Consumer beef purchasing trends discussed
During the Virtual Cattle U, hosted Sept. 8-11 by High Plains Journal, Danette Amstein of Midan Marketing provided insight into consumer beef purchasing trends before and after the COVID-19 pandemic.
“I don’t expect consumers to go back to their normal purchasing trends because the world has changed so much,” Amstein states. “We are going to see a new normal.”
Consumers and the marketplace
Before getting into consumer beef purchasing trends, Amstein notes it is important to first understand the current state of the marketplace and the beef industry’s consumers.
“Consumers have a lot on their minds these days, and we see this in a few areas – health and wellbeing, the economic downturn and the social justice movement,” she explains. “All of these stressors are swirling around consumers as they try to make everyday decisions.”
“Our consumers are at an intersection right now, with conflicting trends coming to a head,” Amstein continues.
She notes since the beginning of COVID-19, consumers have changed their shopping and eating habits. In fact, according to Amstein, 55 percent of consumers are buying and freezing meat more than normal, 61 percent are experimenting with new ways to cook meat, 45 percent are purchasing a wider variety of meat than normal and 55 percent are shopping more health consciously.
Amstein explains marketing to consumers has become more complicated in recent years.
“Baby Boomers and Generation X were concerned with cost, taste and as they age, convenience. But, when we add millennials and Generation Z to the mix, they have increased understanding of marketing, branding and advertising, and it becomes all about trust and the truth,” she says.
“Our younger generations want to know what is in the products they are buying, where the products came from, how the animals were raised, etc,” she continues. “They have caused us to up our marketing game.”
Amstein adds, “We need to pay special attention to these two young generations because they are at prime meat-buying age. It is critical we understand the influences behind their purchasing decisions as we move forward.”
With this said, Amstein goes on to list some of these influences.
“Millennials understand the importance of protein, but that doesn’t always mean meat,” she states. “This generation is increasingly interested in plant and vegetable protein consumption. Health and wellness are incredibly important to them, and with this comes a desire to experiment with new foods and recipes.”
Amstein notes Generation Z doesn’t have a lot of purchasing power now, but it is important the beef industry keep them in mind when planning marketing strategies for the future.
“Individuals in Generation Z are adventurous eaters, they are social and interactive, and they are heavily influenced by their peers,” she explains. “They are also quick to replace meat with alternative protein, so we need to target them now in hopes of turning them into loyal meat eaters.”
Together, the two generations share several concerns, according to Amstein. These include a concern for animal welfare, nutrition and the environment.
“These three concerns are absolutely critical for marketing to the younger generations. We need to stress our shared interest in these concerns to make them feel comfortable with buying our products,” she states.

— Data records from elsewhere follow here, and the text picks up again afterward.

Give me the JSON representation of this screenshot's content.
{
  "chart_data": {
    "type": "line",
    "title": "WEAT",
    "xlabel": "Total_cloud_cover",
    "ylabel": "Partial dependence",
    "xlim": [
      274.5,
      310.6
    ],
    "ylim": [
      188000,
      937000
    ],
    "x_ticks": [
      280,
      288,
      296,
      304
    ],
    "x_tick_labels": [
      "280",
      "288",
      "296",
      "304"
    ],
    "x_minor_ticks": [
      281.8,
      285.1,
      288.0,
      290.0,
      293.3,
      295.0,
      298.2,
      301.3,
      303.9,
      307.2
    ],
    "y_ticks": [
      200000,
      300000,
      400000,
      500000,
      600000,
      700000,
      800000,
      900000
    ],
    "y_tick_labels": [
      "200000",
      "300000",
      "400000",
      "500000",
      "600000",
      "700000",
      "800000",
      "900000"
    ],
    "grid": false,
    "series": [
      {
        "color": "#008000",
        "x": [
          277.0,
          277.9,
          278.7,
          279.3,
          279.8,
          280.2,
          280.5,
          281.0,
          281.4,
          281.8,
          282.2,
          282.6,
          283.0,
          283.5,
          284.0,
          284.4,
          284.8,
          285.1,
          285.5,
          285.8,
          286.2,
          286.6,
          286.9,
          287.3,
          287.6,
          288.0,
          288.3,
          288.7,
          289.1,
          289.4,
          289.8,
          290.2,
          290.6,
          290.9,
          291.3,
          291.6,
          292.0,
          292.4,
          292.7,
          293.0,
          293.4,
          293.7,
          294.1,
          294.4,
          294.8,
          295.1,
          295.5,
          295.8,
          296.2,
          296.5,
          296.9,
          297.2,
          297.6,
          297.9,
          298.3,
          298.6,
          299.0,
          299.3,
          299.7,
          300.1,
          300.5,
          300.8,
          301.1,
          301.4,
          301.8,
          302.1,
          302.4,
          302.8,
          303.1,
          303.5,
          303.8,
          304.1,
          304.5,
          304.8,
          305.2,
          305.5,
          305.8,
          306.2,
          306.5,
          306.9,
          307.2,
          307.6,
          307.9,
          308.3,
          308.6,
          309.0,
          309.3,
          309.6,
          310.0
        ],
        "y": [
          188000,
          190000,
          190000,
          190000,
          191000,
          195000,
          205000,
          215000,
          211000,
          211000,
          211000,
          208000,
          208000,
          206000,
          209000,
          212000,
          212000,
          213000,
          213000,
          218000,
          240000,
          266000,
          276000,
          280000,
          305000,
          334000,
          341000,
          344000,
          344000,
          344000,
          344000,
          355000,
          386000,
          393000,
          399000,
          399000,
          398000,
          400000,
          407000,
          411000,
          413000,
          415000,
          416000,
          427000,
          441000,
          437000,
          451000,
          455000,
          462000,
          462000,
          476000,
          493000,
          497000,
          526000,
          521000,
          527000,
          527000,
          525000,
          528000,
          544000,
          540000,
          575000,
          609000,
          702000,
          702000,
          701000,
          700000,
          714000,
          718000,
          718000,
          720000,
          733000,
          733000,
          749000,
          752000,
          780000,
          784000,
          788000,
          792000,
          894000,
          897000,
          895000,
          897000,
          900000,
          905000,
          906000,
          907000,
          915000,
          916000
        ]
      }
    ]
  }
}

Consumer beef purchasing trends
In her discussion, Amstein explains there are four major consumer beef purchasing trends producers need to be aware of.
The first is animal welfare.
Amstein states 43 percent of consumers say animal welfare concerns impact their purchasing decisions, and 65 percent of consumers prefer to eat animals raised in humane conditions.
“Almost everyone in the beef industry is passionate about animal welfare, it’s why we do what we do,” she says. “However, our consumers are skeptical because there are so many messages out there that don’t make them feel comfortable with our industry.”
Because of this, she says it is critical for producers to share their story and provide consumers with validation they are indeed caring for their livestock.
Sustainability is the second trend.
“Sustainability is such an interesting topic because most consumers are confused by it. They don’t have a clear definition of what sustainability is, and most times they are more concerned with the social aspect of sustainability than the environmental and economical aspects,” Amstein states.
However, she predicts the industry will soon see a more rigid definition of the word.
“In August, Walmart announced they want all of their beef supply to be completely sustainable by 2025,” she notes. “Because they are such a large player, I’m sure it will ignite the fire of coming up with a solid definition of sustainability.”
According to Amstein, the third trend is transparency.
“The younger generations have high expectations of transparency and ethics,” she says. “We need to provide them with the transparency they are expecting from us.”
Amstein says producers can accomplish this by explaining what they do and why they do it with consumers. This can be done through social media platforms, brand websites and at the meat counter.
The fourth and final trend Amstein mentions is trust.
“Trust is the make or break difference for our industry,” she states. “Again, we need to share our story. We need to talk directly to consumers. We need them to understand who we are and what we are doing so we can overcome the issues and mistruths in the media plaguing our industry. We need our consumers to be comfortable so there is no hesitation when they are purchasing our products.”